Being an archipelago and still a developing country, this is not surprising. According to the United Nations University Institute for Environment and Human Security’s World Risk Index Report 2014, out of the 15 countries with the highest disaster risk worldwide, eight are island states, including the Philippines.

Ensuring health impacts in the negotiation text

Health advocates are quick to respond to this alarming issue. Groups led by the International Federation of Medical Students (IFMS) are ensuring that the issue of health and its impacts to climate change are included in the climate negotiating text.

Beginning from the Conference of the Parties (COP 20) in Lima, Peru last year which continued in Geneva last February, the group has been advocating for health to be back at the center of negotiations and in effect ensuring that parties will forge a strong climate agreement in Paris on December.
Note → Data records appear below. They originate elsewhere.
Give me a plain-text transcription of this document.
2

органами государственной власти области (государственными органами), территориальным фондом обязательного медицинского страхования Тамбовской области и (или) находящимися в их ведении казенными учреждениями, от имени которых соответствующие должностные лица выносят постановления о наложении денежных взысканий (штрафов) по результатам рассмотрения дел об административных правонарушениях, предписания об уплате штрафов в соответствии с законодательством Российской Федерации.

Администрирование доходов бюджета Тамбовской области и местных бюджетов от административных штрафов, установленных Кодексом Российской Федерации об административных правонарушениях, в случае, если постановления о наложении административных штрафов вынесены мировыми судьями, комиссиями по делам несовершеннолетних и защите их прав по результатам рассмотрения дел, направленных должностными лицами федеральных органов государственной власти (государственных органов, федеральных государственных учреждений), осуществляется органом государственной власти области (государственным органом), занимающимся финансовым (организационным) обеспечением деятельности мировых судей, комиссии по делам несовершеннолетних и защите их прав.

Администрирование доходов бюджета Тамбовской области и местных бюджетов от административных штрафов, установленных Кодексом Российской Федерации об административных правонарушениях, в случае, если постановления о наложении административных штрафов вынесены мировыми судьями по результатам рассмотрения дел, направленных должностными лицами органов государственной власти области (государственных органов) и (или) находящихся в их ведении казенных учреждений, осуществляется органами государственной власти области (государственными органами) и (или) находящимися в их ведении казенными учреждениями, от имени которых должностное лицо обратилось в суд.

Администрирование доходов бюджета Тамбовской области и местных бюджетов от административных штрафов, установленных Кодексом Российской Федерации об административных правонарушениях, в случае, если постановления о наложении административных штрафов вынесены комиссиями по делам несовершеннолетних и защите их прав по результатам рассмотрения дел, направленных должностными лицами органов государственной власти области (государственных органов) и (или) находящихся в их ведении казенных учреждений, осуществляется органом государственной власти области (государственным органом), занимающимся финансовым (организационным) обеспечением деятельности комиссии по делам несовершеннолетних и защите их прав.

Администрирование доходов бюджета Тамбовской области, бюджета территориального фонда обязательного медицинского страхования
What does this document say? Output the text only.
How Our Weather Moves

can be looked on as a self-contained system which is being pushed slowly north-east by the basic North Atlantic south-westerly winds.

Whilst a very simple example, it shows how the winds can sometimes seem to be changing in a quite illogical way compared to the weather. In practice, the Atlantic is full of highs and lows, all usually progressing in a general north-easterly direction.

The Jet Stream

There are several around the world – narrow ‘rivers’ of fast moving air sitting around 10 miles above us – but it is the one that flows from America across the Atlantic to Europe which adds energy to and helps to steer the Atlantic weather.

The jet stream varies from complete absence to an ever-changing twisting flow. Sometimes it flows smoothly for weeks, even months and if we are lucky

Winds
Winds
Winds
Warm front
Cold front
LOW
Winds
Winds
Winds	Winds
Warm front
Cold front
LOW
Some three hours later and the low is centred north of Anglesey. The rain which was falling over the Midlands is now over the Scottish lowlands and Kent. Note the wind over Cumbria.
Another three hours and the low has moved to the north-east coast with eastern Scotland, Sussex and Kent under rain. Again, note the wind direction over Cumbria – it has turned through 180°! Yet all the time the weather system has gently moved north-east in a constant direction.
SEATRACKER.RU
Last week’s Bonn climate negotiations one of the few remaining negotiation days before the actual COP in December proved to be an exercise in futility as negotiators keep dodging on the issue of a loss and damage mechanism, which, according to health advocates, is crucial for helping people affected by the health-related impacts of climate change.

According to IFMS, “there is a growing involvement of member states to include health in the negotiating text. As a group, we want to ensure that health is included in all parts of the negotiating document preamble, research, capacity building, adaptation and finance.”
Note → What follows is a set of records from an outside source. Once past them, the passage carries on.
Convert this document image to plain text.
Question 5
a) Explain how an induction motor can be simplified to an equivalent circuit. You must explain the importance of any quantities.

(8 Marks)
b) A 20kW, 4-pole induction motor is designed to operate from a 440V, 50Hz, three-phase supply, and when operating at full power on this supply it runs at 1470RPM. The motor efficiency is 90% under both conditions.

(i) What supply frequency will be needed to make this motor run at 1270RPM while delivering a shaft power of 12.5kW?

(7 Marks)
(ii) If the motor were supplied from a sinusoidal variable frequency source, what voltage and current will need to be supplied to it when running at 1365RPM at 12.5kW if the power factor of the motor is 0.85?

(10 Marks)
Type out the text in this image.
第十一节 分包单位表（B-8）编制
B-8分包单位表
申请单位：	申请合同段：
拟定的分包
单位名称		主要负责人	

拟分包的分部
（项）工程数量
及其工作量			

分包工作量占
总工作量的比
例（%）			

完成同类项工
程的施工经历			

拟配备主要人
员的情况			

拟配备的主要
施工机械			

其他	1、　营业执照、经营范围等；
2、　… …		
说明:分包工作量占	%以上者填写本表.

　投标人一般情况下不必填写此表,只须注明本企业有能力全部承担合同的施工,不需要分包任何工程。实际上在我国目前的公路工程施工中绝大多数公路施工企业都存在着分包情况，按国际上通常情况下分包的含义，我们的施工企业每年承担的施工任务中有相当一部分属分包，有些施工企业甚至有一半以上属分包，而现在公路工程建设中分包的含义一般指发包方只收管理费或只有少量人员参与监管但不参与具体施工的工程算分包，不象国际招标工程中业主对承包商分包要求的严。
Indeed, the impacts of climate change go beyond environment, food security, land rights and even indigenous peoples’ rights. More importantly, climate change has both direct and indirect effects on health. Climate change’s health impacts are inequitably distributed with the most vulnerable sectors like the elderly, children and pregnant women having the least capacity to adapt.

Parties to the UNFCCC must see this alarming issue towards forging a fair and binding climate deal in December which will limit keep global warming below 2 degrees C and ensure adaptation mechanisms to the most vulnerable nations.
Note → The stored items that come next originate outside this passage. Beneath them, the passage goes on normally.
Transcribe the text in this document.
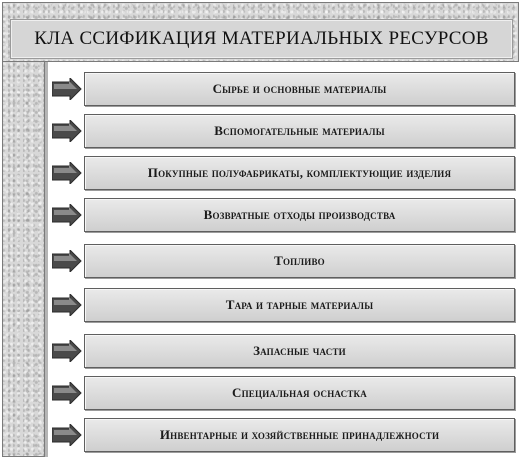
КЛА ССИФИКАЦИЯ МАТЕРИАЛЬНЫХ РЕСУРСОВ
Сырье и основные материалы
Вспомогательные материалы
Покупные полуфабрикаты, комплектующие изделия
Возвратные отходы производства
Топливо
Тара и тарные материалы
Запасные части
Специальная оснастка
Инвентарные и хозяйственные принадлежности
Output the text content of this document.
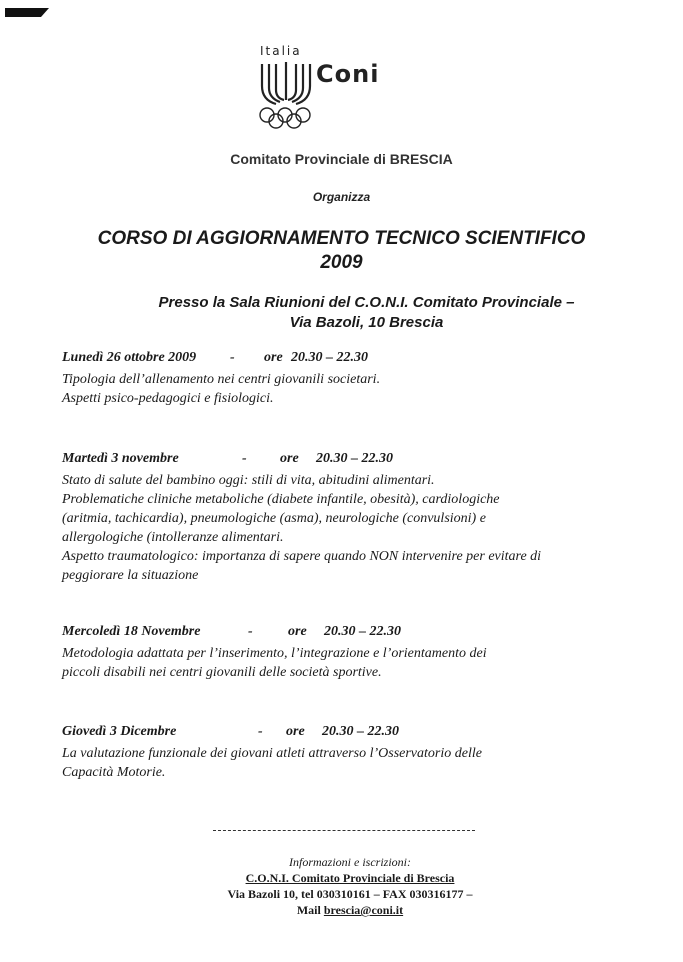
Italia
Coni
Comitato Provinciale di BRESCIA
Organizza
CORSO DI AGGIORNAMENTO TECNICO SCIENTIFICO
2009
Presso la Sala Riunioni del C.O.N.I. Comitato Provinciale –
Via Bazoli, 10 Brescia
Lunedì 26 ottobre 2009	-	ore 20.30 – 22.30
Tipologia dell’allenamento nei centri giovanili societari.
Aspetti psico-pedagogici e fisiologici.
Martedì 3 novembre	-	ore	20.30 – 22.30
Stato di salute del bambino oggi: stili di vita, abitudini alimentari.
Problematiche cliniche metaboliche (diabete infantile, obesità), cardiologiche
(aritmia, tachicardia), pneumologiche (asma), neurologiche (convulsioni) e
allergologiche (intolleranze alimentari.
Aspetto traumatologico: importanza di sapere quando NON intervenire per evitare di
peggiorare la situazione
Mercoledì 18 Novembre	-	ore	20.30 – 22.30
Metodologia adattata per l’inserimento, l’integrazione e l’orientamento dei
piccoli disabili nei centri giovanili delle società sportive.
Giovedì 3 Dicembre	-	ore	20.30 – 22.30
La valutazione funzionale dei giovani atleti attraverso l’Osservatorio delle
Capacità Motorie.
Informazioni e iscrizioni:
C.O.N.I. Comitato Provinciale di Brescia
Via Bazoli 10, tel 030310161 – FAX 030316177 –
Mail brescia@coni.it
In the future, it is foreseen that wars will be fought over water not oil. Disasters nowadays may give us a glimpse of the worst to come when the staggering impacts climate change worsen and affect us in ways beyond what we can handle.

Yet, with the rapid turn of extreme weather events, what we are doing is not just for future generations. It is for us, who are living now on this planet. We are going to be the victims if we do not take responsibility as much as we can, as soon as we can.

*Name has been changed to protect his identity.